Want to know if your two revenue teams are aligned? Simply see if they meet each week. If sales and marketing are not sitting down at the same revenue team meeting every week at the same time and following the same agenda, your teams are not aligned.
The prospect doesn’t care about your two teams. They want a seamless and positive experience – more on that later. But if your two teams are working hand in hand, you’ll never deliver that experience.
These two teams have to be looking at data together, working on issues together, and sharing ideas and insights together. Most importantly, sales should be sharing challenges with sales opportunities, questions prospects are asking, content sales needs and competitive information.
If these two teams have a regular revenue team meeting with a regular agenda that covers scorecards, opportunity reviews and marketing campaign follow-up and is designed to help the team process issues together, you’ll have an aligned sales and marketing team in no time.
You’ve likely heard the saying “what gets measured, gets done.” Historically, sales has been primarily responsible for revenue, with marketing responsible for brand awareness and leads. This split is often problematic for both groups, and the way you end it is to give them shared goals.
Once you set up a team goal for both marketing and sales – one that’s based on revenue, revenue level attainment and/or consistent month-over-month revenue growth – you’ll have an entirely different experience with marketing and sales.
Then build out a shared scorecard with key performance indicators (KPIs) for both marketing and sales that both teams have full visibility into. Review the scorecard data weekly with both teams and hold them accountable for their specific metrics.
Make sure that one of those metrics – projected revenue vs. revenue goal – is assigned to the revenue team leader, either the CRO or Rainmaker role. Once everyone is working on the same numbers, you’ll be that much closer to an aligned revenue team.
If the goal is creating a remarkable experience for prospects that compels them to select your company, then marketing and sales working together to design and deliver that experience is critical.
No matter what you do to launch this experience, it’s going to require ongoing optimization.
Marketing needs feedback from sales on the quality of the leads, the conversations they’re having with prospects and the materials they need to move prospects forward to close. Sales needs information from marketing around messaging, how to deliver the message and the educational materials available to help them tell your Big Story.
Everything will need some type of optimization, and if these two groups are working together and sharing information every week, this optimization can happen quickly and efficiently.

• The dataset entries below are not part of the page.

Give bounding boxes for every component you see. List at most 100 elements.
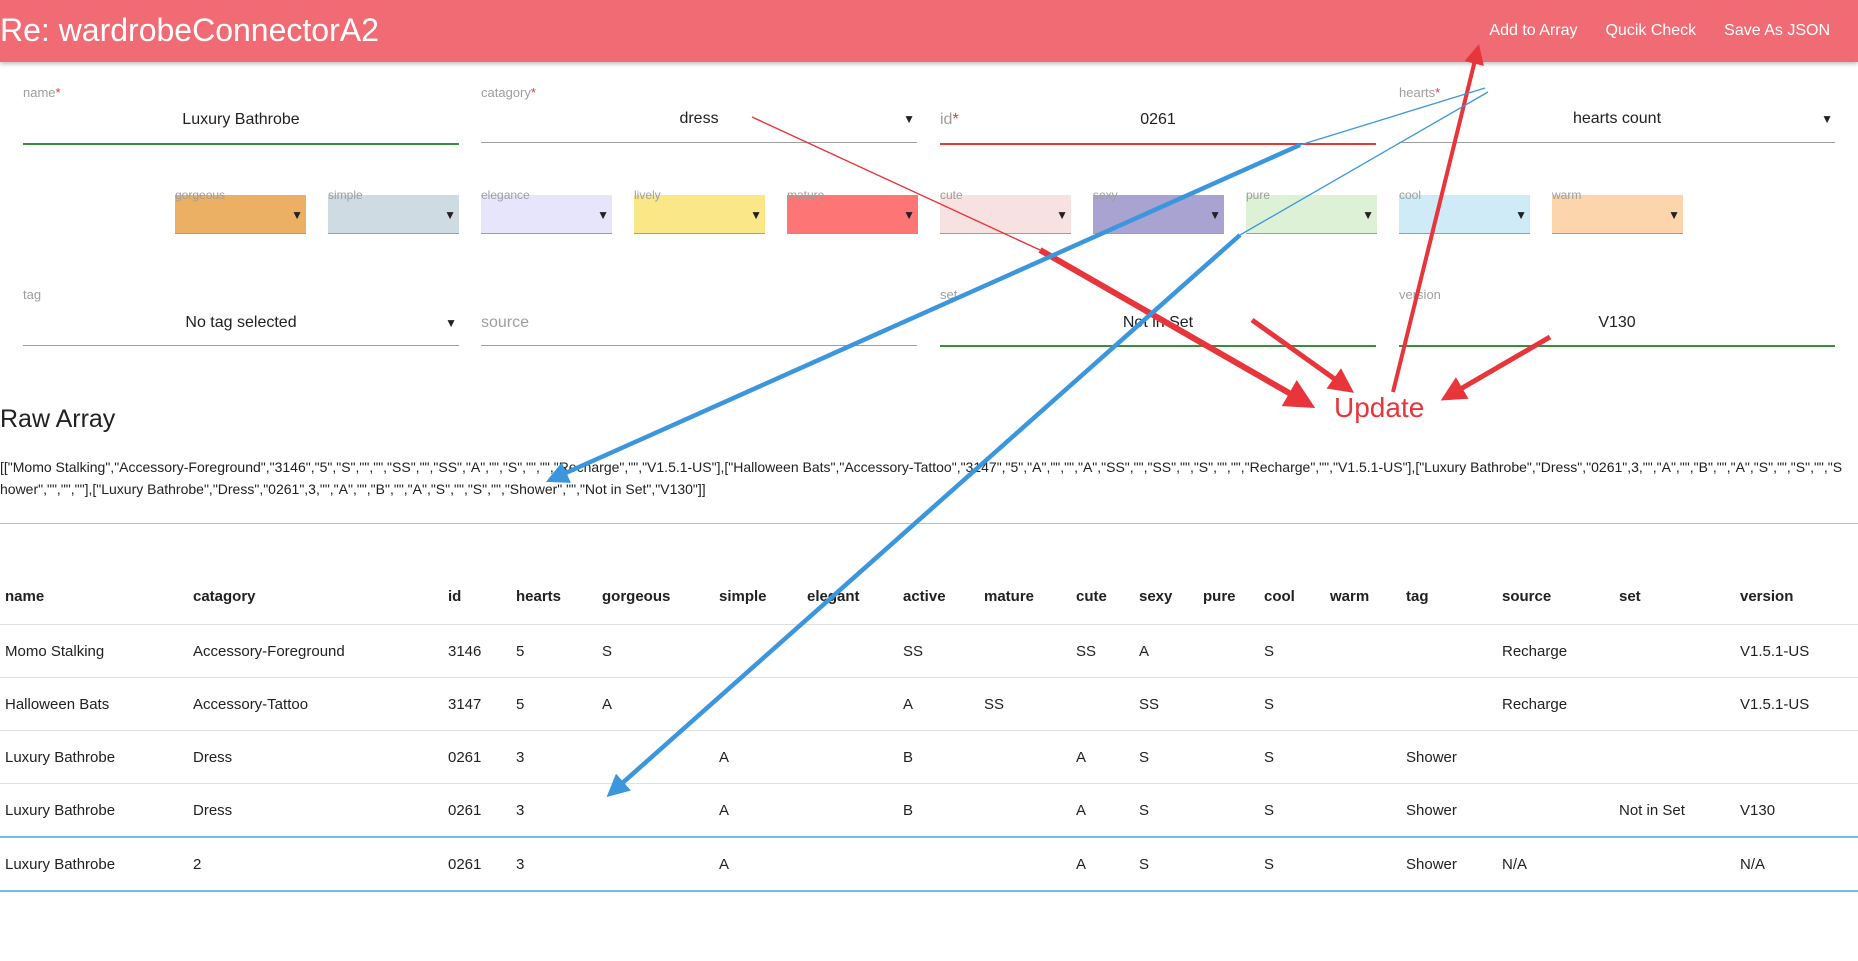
cool-select[interactable]: cool ▼ [1399,188,1530,234]
table-row[interactable]: Luxury Bathrobe 2 0261 3 A A S S Shower N/A N/A [0,836,1858,892]
table-cell: 3 [511,730,597,784]
version-underline [1399,345,1835,347]
table-header-row: name catagory id hearts gorgeous simple … [0,568,1858,625]
pure-label: pure [1246,188,1271,202]
hearts-select[interactable]: hearts* hearts count ▼ [1399,85,1835,143]
mature-select[interactable]: mature ▼ [787,188,918,234]
table-cell [979,624,1071,678]
table-cell: S [597,624,714,678]
table-cell [1614,624,1735,678]
version-input[interactable]: V130 [1399,314,1835,332]
table-cell [1614,677,1735,731]
chevron-down-icon: ▼ [1056,208,1068,222]
table-cell: S [1259,624,1325,678]
update-annotation-label: Update [1334,392,1425,423]
table-cell: A [1134,624,1198,678]
column-header: sexy [1139,587,1173,605]
id-field[interactable]: id* 0261 [940,85,1376,145]
set-field[interactable]: set Not in Set [940,287,1376,347]
table-body: Momo Stalking Accessory-Foreground 3146 5 S S… [0,624,1858,892]
table-cell: A [1071,730,1134,784]
table-cell: Recharge [1497,677,1614,731]
hearts-dropdown-icon[interactable]: ▼ [1821,112,1833,126]
sexy-select[interactable]: sexy ▼ [1093,188,1224,234]
table-cell [1325,836,1401,892]
column-header: id [448,587,462,605]
name-label: name [23,85,56,100]
table-cell: 2 [188,836,443,892]
table-cell: 3 [511,836,597,892]
column-header: name [5,587,45,605]
table-row[interactable]: Luxury Bathrobe Dress 0261 3 A B A S S Shower Not … [0,783,1858,837]
cute-select[interactable]: cute ▼ [940,188,1071,234]
id-input[interactable]: 0261 [940,111,1376,129]
chevron-down-icon: ▼ [1515,208,1527,222]
table-cell [1325,783,1401,837]
table-cell: Accessory-Foreground [188,624,443,678]
table-cell [898,836,979,892]
table-cell: S [1134,730,1198,784]
table-cell [1198,783,1259,837]
source-field[interactable]: source [481,287,917,346]
table-cell [979,730,1071,784]
table-cell [1325,677,1401,731]
sexy-label: sexy [1093,188,1118,202]
table-cell: S [1259,730,1325,784]
table-cell [1198,677,1259,731]
version-field[interactable]: version V130 [1399,287,1835,347]
column-header: warm [1330,587,1370,605]
column-header: source [1502,587,1552,605]
table-cell [802,677,898,731]
column-header: gorgeous [602,587,671,605]
table-cell [1497,783,1614,837]
elegance-select[interactable]: elegance ▼ [481,188,612,234]
chevron-down-icon: ▼ [1362,208,1374,222]
name-field[interactable]: name* Luxury Bathrobe [23,85,459,145]
table-cell: S [1259,836,1325,892]
table-cell [979,783,1071,837]
tag-label: tag [23,287,42,302]
name-input[interactable]: Luxury Bathrobe [23,111,459,129]
table-cell: V1.5.1-US [1735,624,1858,678]
table-row[interactable]: Momo Stalking Accessory-Foreground 3146 5 S S… [0,624,1858,678]
pure-select[interactable]: pure ▼ [1246,188,1377,234]
tag-select[interactable]: tag No tag selected ▼ [23,287,459,346]
table-cell: S [1134,783,1198,837]
source-input[interactable]: source [481,314,917,332]
table-cell [802,730,898,784]
cool-label: cool [1399,188,1422,202]
table-row[interactable]: Luxury Bathrobe Dress 0261 3 A B A S S Shower [0,730,1858,784]
category-select[interactable]: catagory* dress ▼ [481,85,917,143]
tag-dropdown-icon[interactable]: ▼ [445,316,457,330]
column-header: elegant [807,587,860,605]
raw-array-text: [["Momo Stalking","Accessory-Foreground"… [0,459,1843,497]
set-input[interactable]: Not in Set [940,314,1376,332]
add-to-array-button[interactable]: Add to Array [1475,0,1591,62]
table-cell: Luxury Bathrobe [0,783,188,837]
lively-label: lively [634,188,661,202]
save-as-json-button[interactable]: Save As JSON [1710,0,1844,62]
table-cell: 5 [511,624,597,678]
simple-select[interactable]: simple ▼ [328,188,459,234]
table-cell [597,730,714,784]
chevron-down-icon: ▼ [597,208,609,222]
chevron-down-icon: ▼ [1668,208,1680,222]
table-row[interactable]: Halloween Bats Accessory-Tattoo 3147 5 A A SS S… [0,677,1858,731]
table-cell [979,836,1071,892]
table-cell: B [898,730,979,784]
quick-check-button[interactable]: Qucik Check [1591,0,1710,62]
table-cell: Recharge [1497,624,1614,678]
table-cell: A [1071,783,1134,837]
gorgeous-select[interactable]: gorgeous ▼ [175,188,306,234]
table-cell: SS [979,677,1071,731]
table-cell [802,624,898,678]
table-cell: A [714,730,802,784]
lively-select[interactable]: lively ▼ [634,188,765,234]
table-cell: A [714,836,802,892]
name-underline [23,143,459,145]
warm-select[interactable]: warm ▼ [1552,188,1683,234]
category-dropdown-icon[interactable]: ▼ [903,112,915,126]
table-cell: A [898,677,979,731]
table-cell [714,624,802,678]
table-cell: 3 [511,783,597,837]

Want to get everyone on the same page? Document your most important processes, share them and ensure that everyone is following them. This applies to revenue generation and specifically marketing and sales.
Sales should have the entire sales process documented and visually mapped out on paper. Every single touch point in the sales process should be identified, down to the email template sales uses to add value at each stage.
Marketing should have their campaign planning, campaign execution and ongoing optimization processes mapped out, and they should be able to share those with sales.
Sales should be included in all the campaign efforts, either as part of a preview step before launch or as part of an inclusion step that has them getting the same communication as the prospects. This allows sales to support all the campaign execution and helps improve program performance.
Collaborating, executing and optimizing these processes is going to create a truly aligned revenue team that puts your company in the top 10% of businesses that have recognized the importance of strategically aligning marketing and sales.